Le Donne che riferiscono i livelli elevati di idoneità fisica hanno meno fattori di rischio della coronaropatia, meno coronaropatia e un più a basso rischio per gli eventi cardiovascolari, mentre le misure dell'obesità non sono come connesso forte con questi risultati, secondo uno studio nell'emissione dell'8 settembre del JAMA.
I Diversi contributi dell'obesità e dell'idoneità fisica (attività fisica e capacità funzionale) al rischio di coronaropatia (CHD) in donne rimangono poco chiari, secondo informazioni di base nell'articolo.
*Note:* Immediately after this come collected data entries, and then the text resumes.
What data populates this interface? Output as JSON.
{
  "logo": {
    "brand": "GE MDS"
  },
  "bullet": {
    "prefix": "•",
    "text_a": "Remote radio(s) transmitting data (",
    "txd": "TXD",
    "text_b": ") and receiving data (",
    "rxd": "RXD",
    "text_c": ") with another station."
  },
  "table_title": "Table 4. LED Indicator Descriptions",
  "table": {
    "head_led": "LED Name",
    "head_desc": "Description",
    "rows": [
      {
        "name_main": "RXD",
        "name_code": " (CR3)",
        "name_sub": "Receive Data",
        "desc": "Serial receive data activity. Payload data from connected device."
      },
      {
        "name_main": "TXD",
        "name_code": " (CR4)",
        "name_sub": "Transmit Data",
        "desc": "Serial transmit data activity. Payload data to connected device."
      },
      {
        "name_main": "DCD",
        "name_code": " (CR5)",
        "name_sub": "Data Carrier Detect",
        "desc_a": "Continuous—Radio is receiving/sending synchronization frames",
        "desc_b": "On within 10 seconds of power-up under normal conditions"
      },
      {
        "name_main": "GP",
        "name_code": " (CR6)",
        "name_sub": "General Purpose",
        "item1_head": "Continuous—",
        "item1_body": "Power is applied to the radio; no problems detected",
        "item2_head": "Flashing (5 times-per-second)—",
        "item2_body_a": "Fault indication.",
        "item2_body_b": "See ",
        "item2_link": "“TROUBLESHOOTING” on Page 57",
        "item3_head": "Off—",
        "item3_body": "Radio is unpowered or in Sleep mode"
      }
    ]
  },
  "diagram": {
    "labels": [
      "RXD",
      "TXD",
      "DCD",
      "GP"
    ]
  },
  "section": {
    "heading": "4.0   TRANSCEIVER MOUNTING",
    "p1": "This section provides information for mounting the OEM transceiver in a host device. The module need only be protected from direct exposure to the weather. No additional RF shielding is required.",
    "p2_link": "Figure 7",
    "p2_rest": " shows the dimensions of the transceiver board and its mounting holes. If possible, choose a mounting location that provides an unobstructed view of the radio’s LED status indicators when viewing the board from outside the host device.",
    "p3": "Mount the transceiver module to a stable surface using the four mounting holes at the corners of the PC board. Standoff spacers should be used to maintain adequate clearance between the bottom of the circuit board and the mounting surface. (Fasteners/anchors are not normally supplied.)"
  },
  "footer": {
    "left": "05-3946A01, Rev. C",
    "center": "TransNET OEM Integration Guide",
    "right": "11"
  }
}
La Maggior Parte dei studi dell'obesità non hanno misurato adeguatamente l'attività fisica e molti studi su idoneità fisica hanno escluso le donne con la coronaropatia conosciuta o sospettata.
Timothy R. Wessel, M.D., dell'Università di Istituto Universitario di Florida di Medicina, Gainesville e colleghi ha studiato le relazioni di idoneità fisica e le misure dell'obesità con i fattori di rischio di CHD, i risultati angiografici coronari e gli eventi cardiovascolari avversi in un gruppo di donne che subiscono l'angiografia coronaria per valutare hanno sospettato l'ischemia.
Lo studio (Valutazione di Sindrome dell'Ischemia delle Donne [SAGGIA]) ha compreso le misure dell'obesità (circonferenza della vita dell'indice di massa corporea [BMI], razione del vita-cinorrodo e rapporto di vita-altezza) e dell'idoneità fisica (auto-riferita Indice Analitico di Tipo Di Attività di Duca [DASI] ed i punteggi Postmenopausali del questionario di Intervento della Estrogeno-Progestina [PEPI-Q]). I Partecipanti hanno incluso 936 donne iscritte a quattro centri medici accademici degli Stati Uniti, 1996-2000, ai tempi di angiografia coronaria ed allora valutate per i risultati avversi (tempo medio di seguito, 3,9 anni).